What, We Have a Second Brain? The Microbiota-Gut-Brain Axis
New research emphasizes the need for a balanced brain-gut connection.
Posted Jun 17, 2016
Recently there has been much in the scientific literature surrounding the gut-brain axis. We know now that the bidirectional communication between our brain and gut --our body sending signals to the brain and the brain sending signals to the body via the vagus nerve, immune system and nervous system--assists us in achieving a better state of physiological stability. It is truly fascinating to better understand how we can learn to self-regulate our thoughts, behaviors and emotions using some of the gut-brain axis.
When your mother told you to trust your intuition, she was absolutely correct. So many signals are being given to you through this system. We need to become more aware of our somatic and physiological cues that are be given to us assisting with decision making and allostasis, that constant physiological or behavioral change process for self-regulation. This bidirectional or cross-talk system has also been called the sixth sense or second brain.
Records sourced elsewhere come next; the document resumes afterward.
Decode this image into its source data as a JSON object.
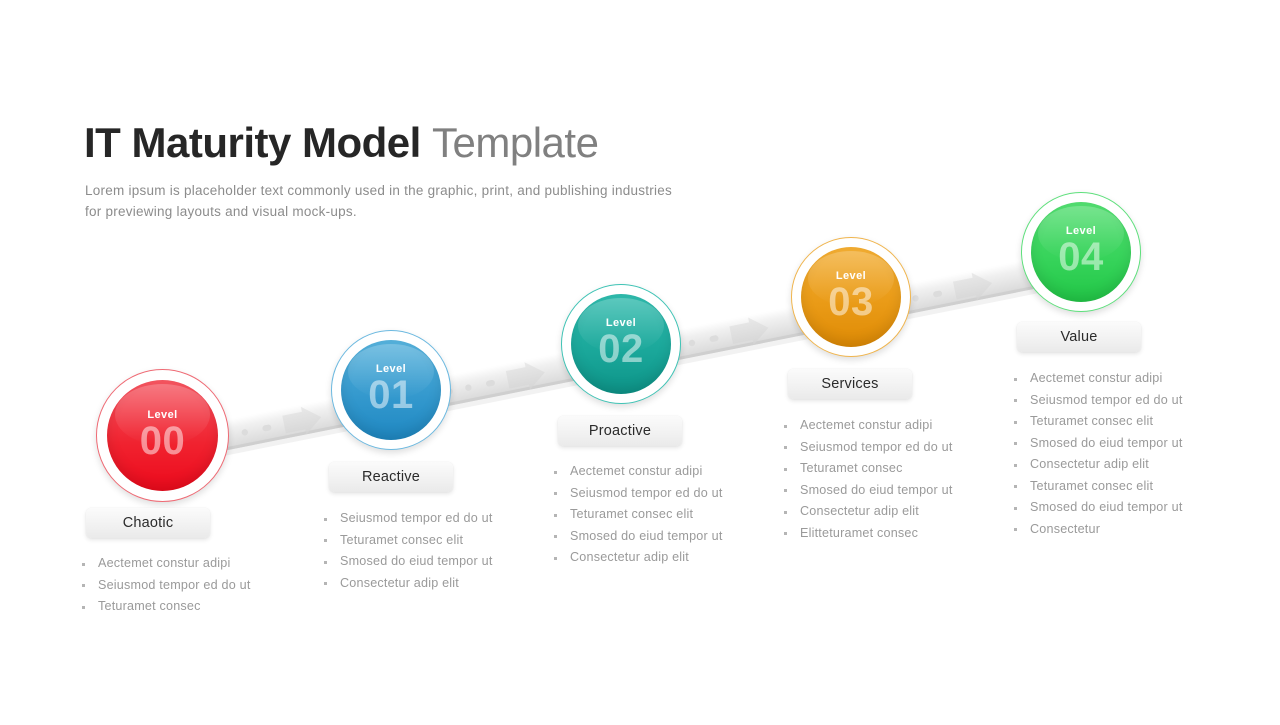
{
  "header": {
    "title_strong": "IT Maturity Model",
    "title_light": "Template",
    "subtitle": "Lorem ipsum is placeholder text commonly used in the graphic, print, and publishing industries for previewing layouts and visual mock-ups."
  },
  "colors": {
    "level00": "#ef1b2d",
    "level01": "#3398cd",
    "level02": "#1aa79a",
    "level03": "#e99a16",
    "level04": "#36d35a",
    "ribbon": "#e6e6e6",
    "chip_text": "#2b2b2b",
    "bullet_text": "#9a9a9a"
  },
  "stages": [
    {
      "level_word": "Level",
      "level_number": "00",
      "label": "Chaotic",
      "accent": "#ef1b2d",
      "gradient_top": "#f45560",
      "gradient_bottom": "#ed0a1c",
      "bullets": [
        "Aectemet constur adipi",
        "Seiusmod tempor ed do ut",
        "Teturamet consec"
      ]
    },
    {
      "level_word": "Level",
      "level_number": "01",
      "label": "Reactive",
      "accent": "#3398cd",
      "gradient_top": "#51aed9",
      "gradient_bottom": "#2089c2",
      "bullets": [
        "Seiusmod tempor ed do ut",
        "Teturamet consec elit",
        "Smosed do eiud tempor ut",
        "Consectetur adip elit"
      ]
    },
    {
      "level_word": "Level",
      "level_number": "02",
      "label": "Proactive",
      "accent": "#1aa79a",
      "gradient_top": "#2cb6a8",
      "gradient_bottom": "#0f988c",
      "bullets": [
        "Aectemet constur adipi",
        "Seiusmod tempor ed do ut",
        "Teturamet consec elit",
        "Smosed do eiud tempor ut",
        "Consectetur adip elit"
      ]
    },
    {
      "level_word": "Level",
      "level_number": "03",
      "label": "Services",
      "accent": "#e99a16",
      "gradient_top": "#f0a92b",
      "gradient_bottom": "#e08c07",
      "bullets": [
        "Aectemet constur adipi",
        "Seiusmod tempor ed do ut",
        "Teturamet consec",
        "Smosed do eiud tempor ut",
        "Consectetur adip elit",
        "Elitteturamet consec"
      ]
    },
    {
      "level_word": "Level",
      "level_number": "04",
      "label": "Value",
      "accent": "#36d35a",
      "gradient_top": "#50dd6e",
      "gradient_bottom": "#27c94b",
      "bullets": [
        "Aectemet constur adipi",
        "Seiusmod tempor ed do ut",
        "Teturamet consec elit",
        "Smosed do eiud tempor ut",
        "Consectetur adip elit",
        "Teturamet consec elit",
        "Smosed do eiud tempor ut",
        "Consectetur"
      ]
    }
  ]
}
According to researcher, Dr. Patricia Lepage, healthy intestinal bacteria can be the difference between staying well and getting sick. Negative bacteria could result in a number of neurological diseases from multiple sclerosis to autoimmune disorders.
Our microbiome in the gut consists of over 1,000 different types of bacteria and about 100 trillion cells. Incredible! Another of Dr. Lepage’s statistic is our microbiome has ten times as many cells and 150 times as many genes as the human genome. So our microbiome co-exists with the body in a close symbiotic relationship. Dr. Lepage suggests that we need to help this “finely tuned ecosystem” by eating the right foods, limiting infections and stress, and of course, understanding our genetic predispositions.
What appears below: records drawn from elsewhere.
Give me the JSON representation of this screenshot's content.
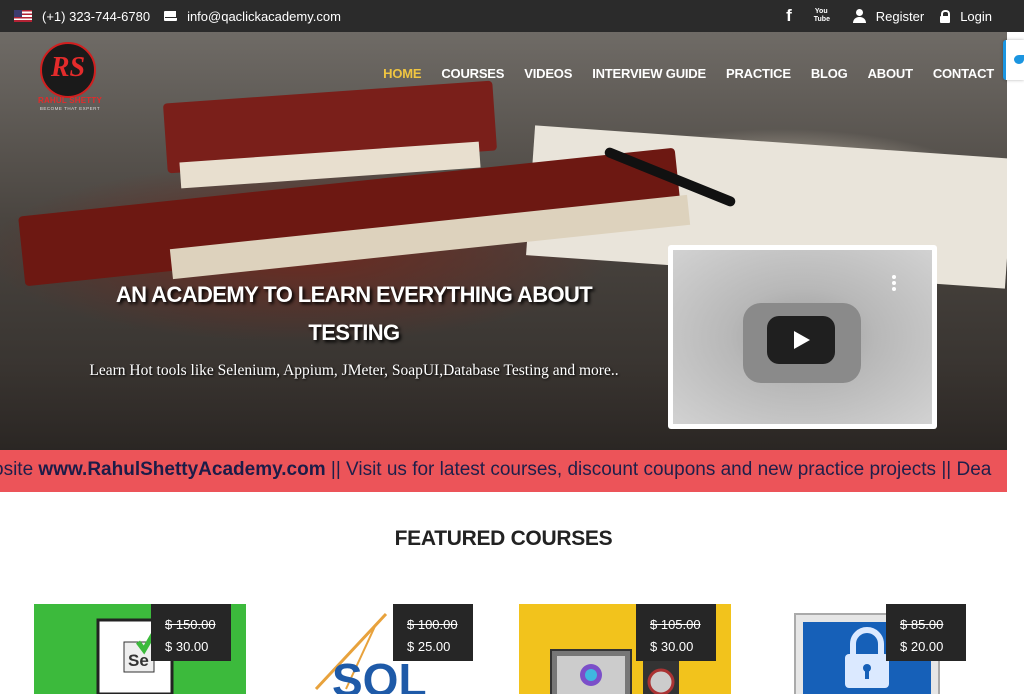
{
  "topbar": {
    "phone": "(+1) 323-744-6780",
    "email": "info@qaclickacademy.com",
    "register": "Register",
    "login": "Login",
    "social_icons": [
      "facebook-icon",
      "youtube-icon"
    ]
  },
  "logo": {
    "mark": "RS",
    "name": "RAHUL SHETTY",
    "tagline": "BECOME THAT EXPERT"
  },
  "nav": {
    "items": [
      "HOME",
      "COURSES",
      "VIDEOS",
      "INTERVIEW GUIDE",
      "PRACTICE",
      "BLOG",
      "ABOUT",
      "CONTACT"
    ],
    "active": "HOME",
    "active_color": "#f0c541"
  },
  "hero": {
    "title": "AN ACADEMY TO LEARN EVERYTHING ABOUT TESTING",
    "subtitle": "Learn Hot tools like Selenium, Appium, JMeter, SoapUI,Database Testing and more.."
  },
  "marquee": {
    "prefix": "osite ",
    "link": "www.RahulShettyAcademy.com",
    "rest": " || Visit us for latest courses, discount coupons and new practice projects || Dea",
    "background": "#ec5459"
  },
  "featured": {
    "title": "FEATURED COURSES",
    "courses": [
      {
        "old_price": "$ 150.00",
        "price": "$ 30.00"
      },
      {
        "old_price": "$ 100.00",
        "price": "$ 25.00"
      },
      {
        "old_price": "$ 105.00",
        "price": "$ 30.00"
      },
      {
        "old_price": "$ 85.00",
        "price": "$ 20.00"
      }
    ]
  }
}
Where can you start to help out this flora/microbiome in the gut? First almost every chemical that controls the brain is also located in the stomach region. Dr. Allen Ivey has written extensively on redefining gut feelings. He warns that too many negative microbes are a result of external stressors and the foods we eat.
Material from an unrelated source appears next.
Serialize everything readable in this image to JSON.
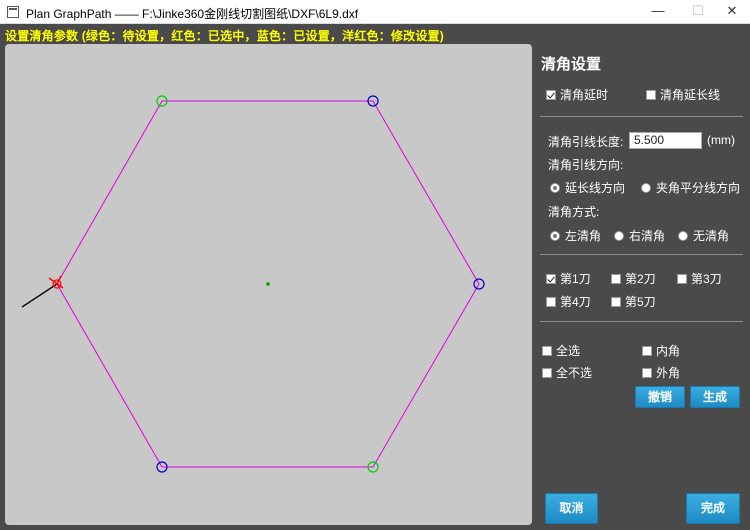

You probably already know this, but 95% of serotonin is produced in the gut and not in the brain. What we eat does matter! Certain foods such as excessive granulated sugar, some genetically modified foods and other environmental toxins may cause inflammation in the body. The adage, “Don’t’ eat anything white except yogurt” may be true. Taking a daily probiotic may keep your microbiome in balance. If yogurt is something you enjoy, daily yogurt with active probiotics is now being recommended. Sleeping well and exercising daily also helps the gut and the mitochondria that are responsible for actually producing the needed energy to move the brain and body.
There are even more reasons than ever to practice a healthy lifestyle. Doing everything in your power to eat well with mostly whole foods truly will keep our sixth sense or second brain even happier and healthier. I challenged my graduate students last night to change just one behavior for the next three weeks of class. One student chose to cut down on his 14 cups of coffee per day, and another student committed to a better sleep hygiene pattern with at least 7 hours of sleep per night. Last year I gave up all white sugar! What one behavior will you commit to changing to help your gut microbiome flourish? Take the microbiota-gut challenge!